Oregon shooting: Survivor ‘saved by victim’s blood’
An official says the gunman who killed nine people at an Oregon community college left a “manifesto” that was a couple pages long.
Former neighbors have identified the man in these photos as Chris Harper Mercer who went on a deadly shooting rampage at an Oregon college and died in an exchange of gunfire with police on Thursday, October 1, 2015. No one answered the phone number listed for the address, where investigators recovered two pistols, four rifles and one shotgun, in addition to six weapons the shooter took to the college.
“I’m not trying to say that is to blame for what happened, but if Chris had not been able to get hold of 13 guns it wouldn’t have happened”.
Ian Mercer, the father of the Umpqua Community College shooter, Chris Harper-Mercer, talks to reporters in a Los Angeles suburb.
“I know words can not bring families back”.
He said the NRA were “effective but don’t represent the American people”.
Harper-Mercer was enrolled in the class, but officials have not disclosed a possible motive for the killings.
The mother of one of the nine people injured in the carnage said her 16-year-old daughter saw Mercer single out a student and hand him an envelope before ordering the other students to move to the middle of the classroom.
The daughter wiped away tears as her father told the story of how she survived as the gunman slaughtered her classmates.
Fitzgerald was struck just below her shoulder blade by a bullet that clipped her lung and lodged in her kidney, which had to be removed in surgery, her family said.

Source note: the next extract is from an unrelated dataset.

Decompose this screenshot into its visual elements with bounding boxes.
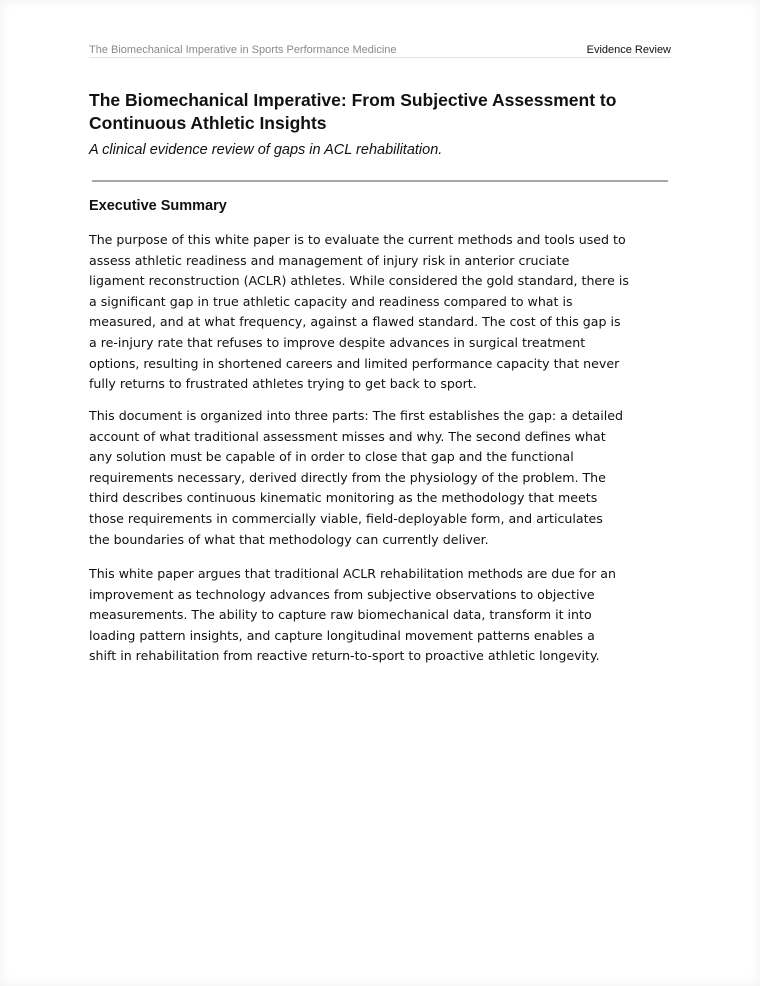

Sad journey… Students return to Umpqua Community College to retrieve their cars and belongings after last week’s school shooting.
Scroggins also said his daughter heard the gunman tell one victim he would spare that person’s life if the student begged, then shot the begging victim anyway.
Mercer’s weapons had been purchased legally over the past three years, a few by him, others by relatives, said Celinez Nunez, assistant field agent for the Seattle division of the Bureau of Alcohol, Tobacco and Firearms. He echoed the same calls for gun control that have bitterly divided United States lawmakers and the public at large. Mercer says he had not seen his son in the past two years.
At an apartment complex where Harper-Mercer and his mother lived in Southern California, neighbours remembered him as a quiet, odd young man who rode a red bike.
US President Barack Obama has cited Australia’s successful gun laws while advocating change in the wake of another mass shooting. Grieving families began to share details of their loved ones.
Meanwhile, Roseburg fire chief Greg Marlar told a press conference that the slain students included the son of a local firefighter and the niece of another. Another rescuer lost his niece.
The intervention of another student, Chris Mintz, 30, a US Army combat veteran who served in Iraq, may have played a key role in preventing a higher casualty toll.
So far the Sherif ” s office alleges that Mercer might have suffered from mental problems and could have been inspired by previous mass shootings that took place across the US.
According to data compiled by the group Everytown for Gun Safety, there have been 142 school shootings in the United States since the Sandy Hook massacre.